MANILA, Philippines — A year after the farm workers of Hacienda Luisita won their case before the Supreme Court, the Department of Agrarian Reform said it remained on track with the distribution of land to more than 6,000 farmer-beneficiaries.
The agency said it was progressing smoothly after the completion of two crucial stages in the process of distributing the land; the identification of 6,212 qualified beneficiaries; and the segregation survey in the country’s biggest sugar estate owned by President Aquino’s family.
Agrarian Reform Secretary Virgilio De Los Reyes also noted that other activities required in the land distribution process, such as the valuation work by the Land Bank of the Philippines, were “right on schedule and near completion.”
“We remain confident that the Department, despite the inherent difficulties and challenges in the process, will meet its self-imposed deadline of distributing the land to qualified beneficiaries in Hacienda Luisita by the middle of this year,” De Los Reyes said in a news release.
He said the process of identifying the farmer-beneficiaries took up a significant amount of time and resources, and the agency had to deploy additional personnel from various regional offices in order to accomplish the task.
De Los Reyes, who was criticized by agrarian reform advocates over the slow pace of the land distribution, described the process as a “difficult undertaking,” as the department had to check and recheck records from 23 years ago to determine the legitimacy of the claims.

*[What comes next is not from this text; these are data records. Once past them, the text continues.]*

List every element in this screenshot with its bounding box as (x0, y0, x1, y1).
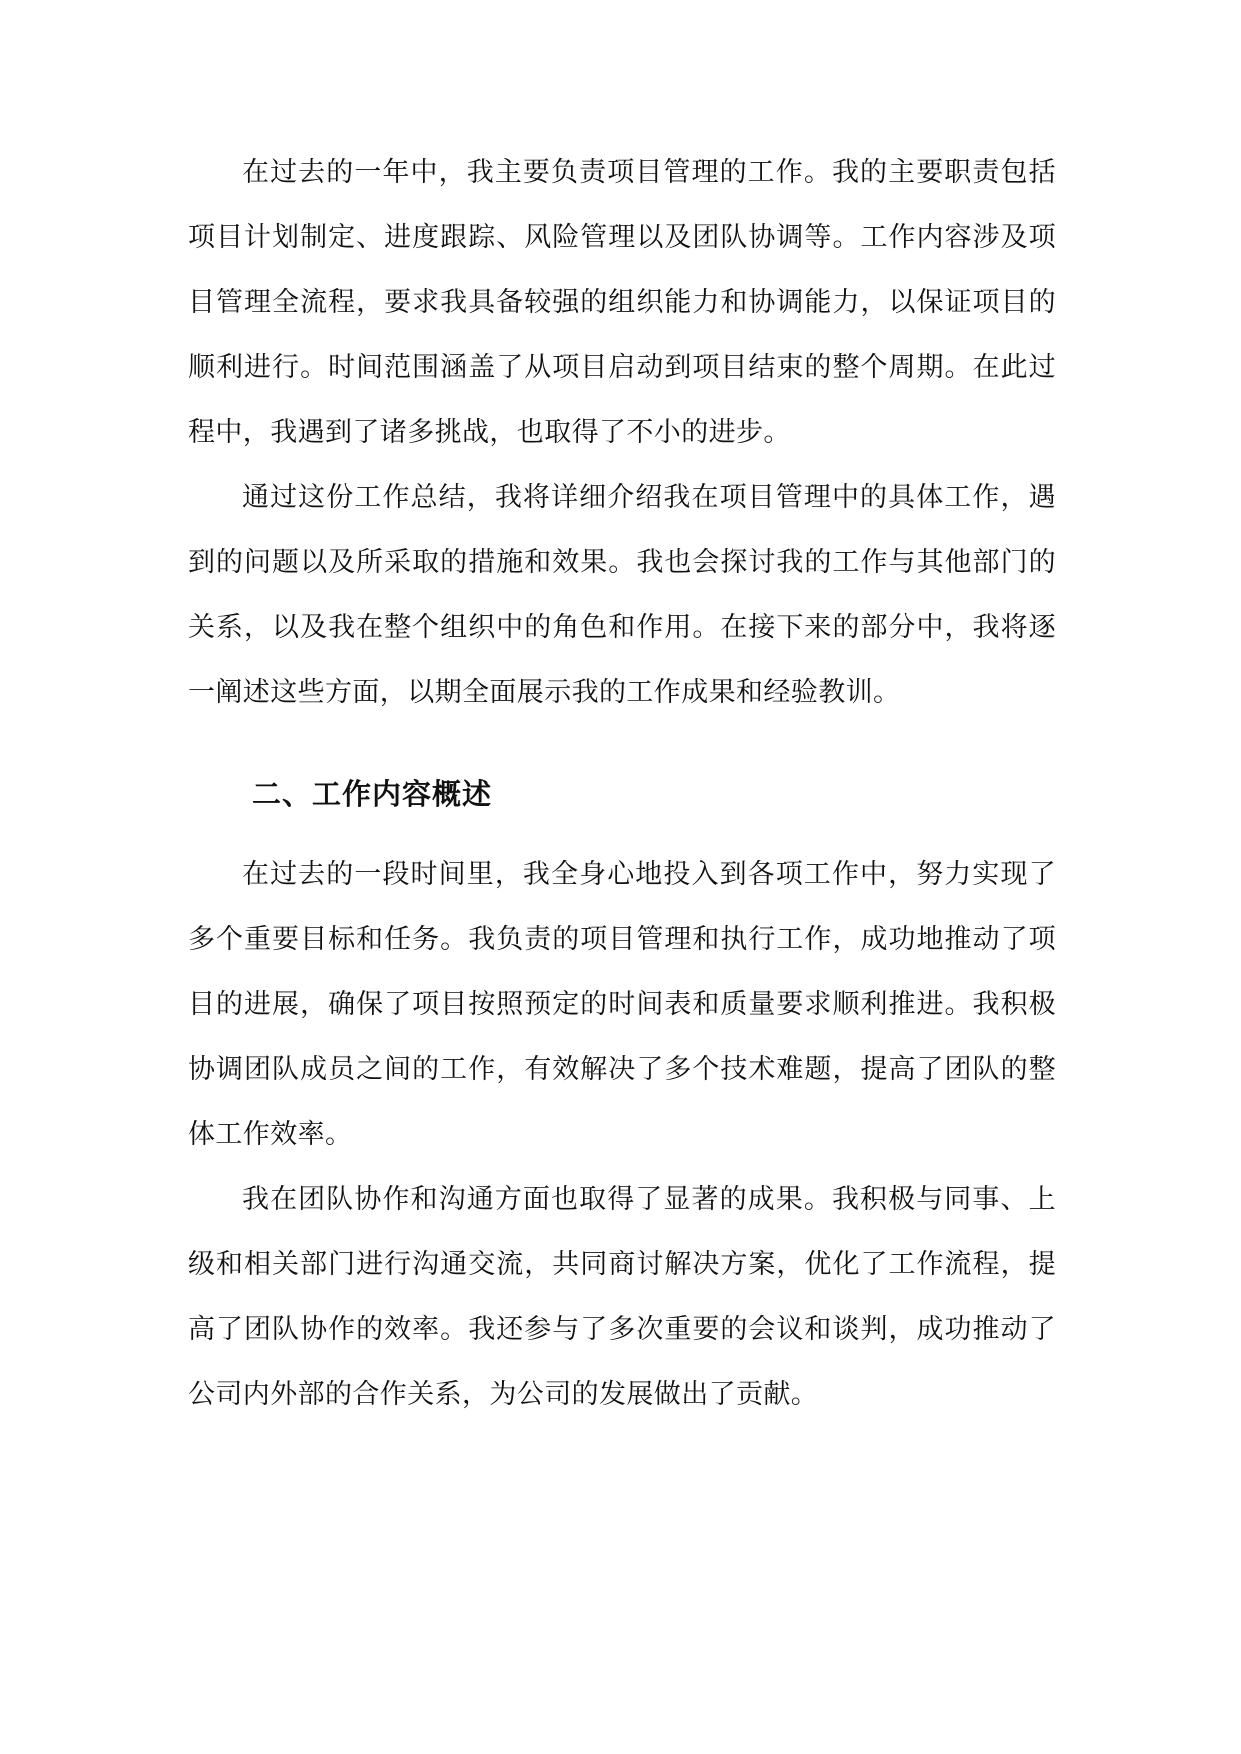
section-paragraph-2: 我在团队协作和沟通方面也取得了显著的成果。我积极与同事、上级和相关部门进行沟通交流，共同商讨解决方案，优化了工作流程，提高了团队协作的效率。我还参与了多次重要的会议和谈判，成功推动了公司内外部的合作关系，为公司的发展做出了贡献。 (188, 1184, 1056, 1410)
intro-paragraph-2: 通过这份工作总结，我将详细介绍我在项目管理中的具体工作，遇到的问题以及所采取的措施和效果。我也会探讨我的工作与其他部门的关系，以及我在整个组织中的角色和作用。在接下来的部分中，我将逐一阐述这些方面，以期全面展示我的工作成果和经验教训。 (188, 482, 1056, 708)
document-body (188, 140, 1056, 1427)
section-heading: 二、工作内容概述 (252, 777, 493, 811)
intro-paragraph-1: 在过去的一年中，我主要负责项目管理的工作。我的主要职责包括项目计划制定、进度跟踪、风险管理以及团队协调等。工作内容涉及项目管理全流程，要求我具备较强的组织能力和协调能力，以保证项目的顺利进行。时间范围涵盖了从项目启动到项目结束的整个周期。在此过程中，我遇到了诸多挑战，也取得了不小的进步。 (188, 157, 1056, 448)
section-paragraph-1: 在过去的一段时间里，我全身心地投入到各项工作中，努力实现了多个重要目标和任务。我负责的项目管理和执行工作，成功地推动了项目的进展，确保了项目按照预定的时间表和质量要求顺利推进。我积极协调团队成员之间的工作，有效解决了多个技术难题，提高了团队的整体工作效率。 (188, 859, 1056, 1150)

“This took a considerable amount of time as we had to reconcile data from various records,” said De Los Reyes. “We had to be very meticulous as this will affect thousands of people,” he said.
With the finalization of the master list and the segregation survey, De Los Reyes said two of the most difficult steps in the acquisition process were already accomplished.
The DAR recently submitted a report to the Supreme Court detailing all the activities it had undertaken to comply with the Court’s directive to distribute farm lots in Hacienda Luisita to qualified beneficiaries of the Comprehensive Agrarian Reform Program (Carp).
The 13-page report, signed by DAR Undersecretary for Legal Affairs Anthony Parungao, was the second quarterly report and the fourth compliance report submitted by the DAR to the Supreme Court in the Hacienda Luisita case.
In its report, the DAR said, among other things, that it had contracted the services of the surveying firm F.F. Cruz and Co., in accordance with Republic Act No. 9184, in order to facilitate the distribution of more than 4,000 hectares of land in Hacienda Luisita to qualified farm workers.
The DAR reported that the survey firm completed the aerial photography on Hacienda Luisita on Dec. 27, 2012, while the transformation of the aerial photos into scaled Mosaic plans was finished last January. This was used as the basis for the field work on the segregation survey.
In 1988, when the Carp took effect, the owners of Hacienda Luisita gave the farmers an option to own shares of stock instead of land in what was seen as an attempt to circumvent the law.
After a prolonged court battle, in 2012, the Supreme Court upheld with finality the decision of the Presidential Agrarian Reform Council in 2005 to scrap the stock distribution option of Hacienda Luisita.
The court ordered the distribution of 4,915 hectares of the estate to 6,296 farm workers.